Our networking solutions allow people to monitor and reduce their energy use, and related costs and greenhouse gas emissions, by improving product efficiency and enabling remote control access.

They can also be used by power companies to create "smart grids" that improve the efficiency of energy delivery by matching supply to demand and by improving the reliability of the grid.

Cisco solutions and their impacts

Cisco EnergyWise allows organizations to monitor and reduce the energy used by IT equipment, which accounts for an estimated 25 percent of energy costs in commercial buildings. This energy management technology, embedded into Cisco Catalyst switches, reduces power use of all devices connected to a network, from Power over Ethernet (PoE) devices such as IP phones, PCs, and laptops to building and lighting control systems.

In FY10, we continued to extend EnergyWise functionality across our range of networking products, including the Cisco ISR series used by smaller offices as both a switch and a router. We also introduced the EnergyWise Orchestrator, which extends power management to all PoE devices, giving users control over 60 percent of the power used by their IT assets.
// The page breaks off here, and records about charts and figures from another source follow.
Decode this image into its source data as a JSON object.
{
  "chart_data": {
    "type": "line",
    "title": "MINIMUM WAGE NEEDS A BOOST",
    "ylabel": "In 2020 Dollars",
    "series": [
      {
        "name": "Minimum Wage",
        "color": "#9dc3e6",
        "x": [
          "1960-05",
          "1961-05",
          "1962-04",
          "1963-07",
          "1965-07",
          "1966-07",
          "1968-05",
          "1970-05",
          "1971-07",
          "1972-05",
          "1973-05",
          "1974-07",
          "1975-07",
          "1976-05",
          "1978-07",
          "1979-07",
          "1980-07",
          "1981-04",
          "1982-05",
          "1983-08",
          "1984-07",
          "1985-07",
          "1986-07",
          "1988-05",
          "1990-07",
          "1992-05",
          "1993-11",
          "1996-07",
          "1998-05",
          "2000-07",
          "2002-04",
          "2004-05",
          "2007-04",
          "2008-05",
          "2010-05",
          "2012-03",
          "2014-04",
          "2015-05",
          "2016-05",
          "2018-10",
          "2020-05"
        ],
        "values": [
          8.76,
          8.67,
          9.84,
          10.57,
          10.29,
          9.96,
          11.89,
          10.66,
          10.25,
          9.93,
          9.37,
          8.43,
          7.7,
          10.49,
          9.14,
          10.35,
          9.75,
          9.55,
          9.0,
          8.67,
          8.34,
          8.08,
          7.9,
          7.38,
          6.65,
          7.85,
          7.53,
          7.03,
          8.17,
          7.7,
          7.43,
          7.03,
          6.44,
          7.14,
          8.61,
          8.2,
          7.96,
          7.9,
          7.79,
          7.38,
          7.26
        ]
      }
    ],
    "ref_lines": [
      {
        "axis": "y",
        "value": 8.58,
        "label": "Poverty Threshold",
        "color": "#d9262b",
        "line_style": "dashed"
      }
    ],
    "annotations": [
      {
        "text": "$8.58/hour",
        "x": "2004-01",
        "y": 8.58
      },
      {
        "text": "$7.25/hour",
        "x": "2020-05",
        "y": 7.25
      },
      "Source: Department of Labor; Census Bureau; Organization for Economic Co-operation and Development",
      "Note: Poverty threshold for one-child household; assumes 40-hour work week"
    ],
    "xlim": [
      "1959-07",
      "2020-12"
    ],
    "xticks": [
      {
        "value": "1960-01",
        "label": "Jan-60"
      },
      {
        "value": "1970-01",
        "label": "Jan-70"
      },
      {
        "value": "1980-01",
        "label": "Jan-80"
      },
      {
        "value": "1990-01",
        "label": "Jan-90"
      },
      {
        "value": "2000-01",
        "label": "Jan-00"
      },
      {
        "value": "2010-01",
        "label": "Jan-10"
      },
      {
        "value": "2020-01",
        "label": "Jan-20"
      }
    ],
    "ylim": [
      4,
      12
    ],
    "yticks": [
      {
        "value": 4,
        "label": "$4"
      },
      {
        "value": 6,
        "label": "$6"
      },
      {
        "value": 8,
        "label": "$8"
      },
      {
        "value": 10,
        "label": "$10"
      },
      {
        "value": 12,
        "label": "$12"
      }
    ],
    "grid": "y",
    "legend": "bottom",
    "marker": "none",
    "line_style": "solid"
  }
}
By using EnergyWise to implement a nightly shutdown and other energy policies, an organization with 10,000 PCs could cut energy costs from those PCs, and related emissions, by more than half.

Data center virtualization reduces the number of servers needed to hold the same quantity of data, making more efficient use of equipment. This in turn helps reduce power needs for supporting infrastructure such as cooling, as well as reducing impacts from the manufacture of unnecessary equipment.

Improved energy and cooling efficiency are important motivators. Cisco data center solutions achieve resource savings of up to 70 percent through virtualization.

Cisco Connected Grid solutions enable electrical utilities to create a "smart grid" using an end-to-end communications infrastructure that interconnects critical areas of the electrical system, from generation to consumption. The two-way, real-time information and control capability delivered by these solutions will support demand management programs with consumers, enable more efficient integration of renewable energy sources, and reduce power outages.

The substation automation solution, featuring the Connected Grid switch and router, allows utilities to consolidate services onto a single network, predict failures with remote diagnostics, and reduce service disruptions.

The home energy management solution allows utilities and their customers to monitor and reduce energy consumption or shift demand to off-peak times to reduce pressure on the grid and enable increased use of lower-carbon sources of electricity.

The Connected Grid portfolio was launched in June 2010, following field trials with several customers (see Story Highlight on Duke Energy).